Kenneth Thomson to artysta, który przed wieloma laty osiadł w Glasgow i tam z powodzeniem wykonuje tradycyjną muzykę sięgającą do gaelickich korzeni. Ta płyta to jego pierwszy solowy album – choć nagrywał też z innymi artystami – po ponad dwudziestu latach grania na różnych scenach. Nie znaczy to bynajmniej, że występuje tu sam, wręcz przeciwnie, gra na tej płycie sporo osób, a Kenneth śpiewa swoim niskim głosem zarówno stare, jak i bardziej współczesne piosenki napisane w tradycyjnym szkockim języku.

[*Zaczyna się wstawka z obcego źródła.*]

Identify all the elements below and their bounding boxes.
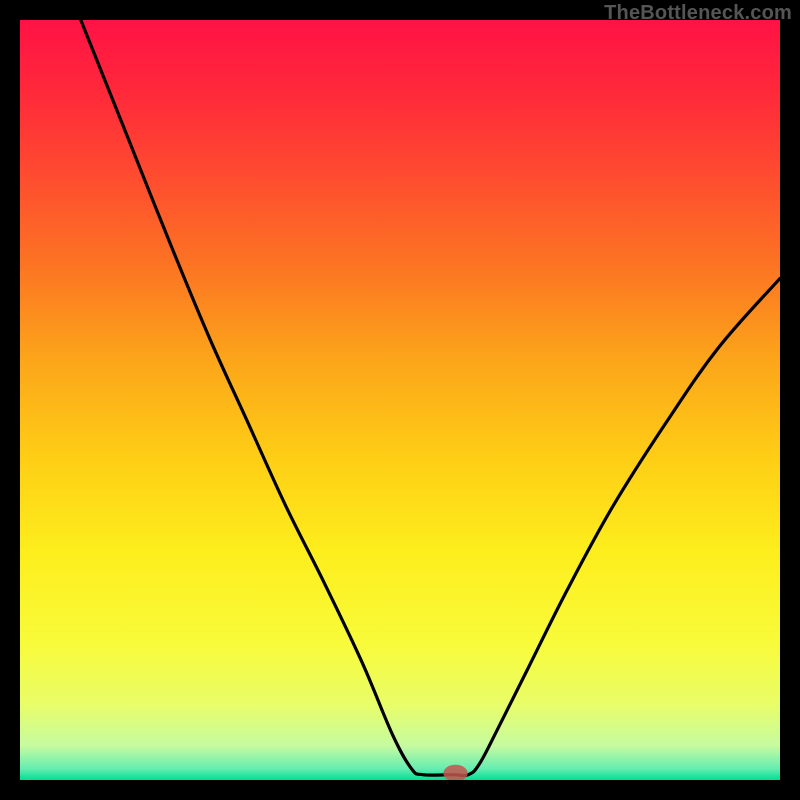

Zarówno głos, jak i same piosenki są ciekawe, jednak nie wiem, czy na tyle, by przykuć uwagę słuchacza na niemal 50 minut. Dlatego też brawa
należą się tu producentom i aranżerom, a także zaproszonym gościom. Dzięki nim mamy tu czasem odrobinę klimatu rodem z nagrań The Chieftains, a czasem coś z ballad Capercaillie (oczywiście bez wokalu Karen). W „Ho ro Nighean, ho ro nighean” dzięki partiom elektrycznej gitary mamy wrażenie że gdzieś tam w studio przysiadł na chwilę Mike Oldfield.
Dzięki takim zabiegom płyta jest dość różnorodna, mam nadzieję że przyczyni się to do wzrostu popularności gaelickich pieśni.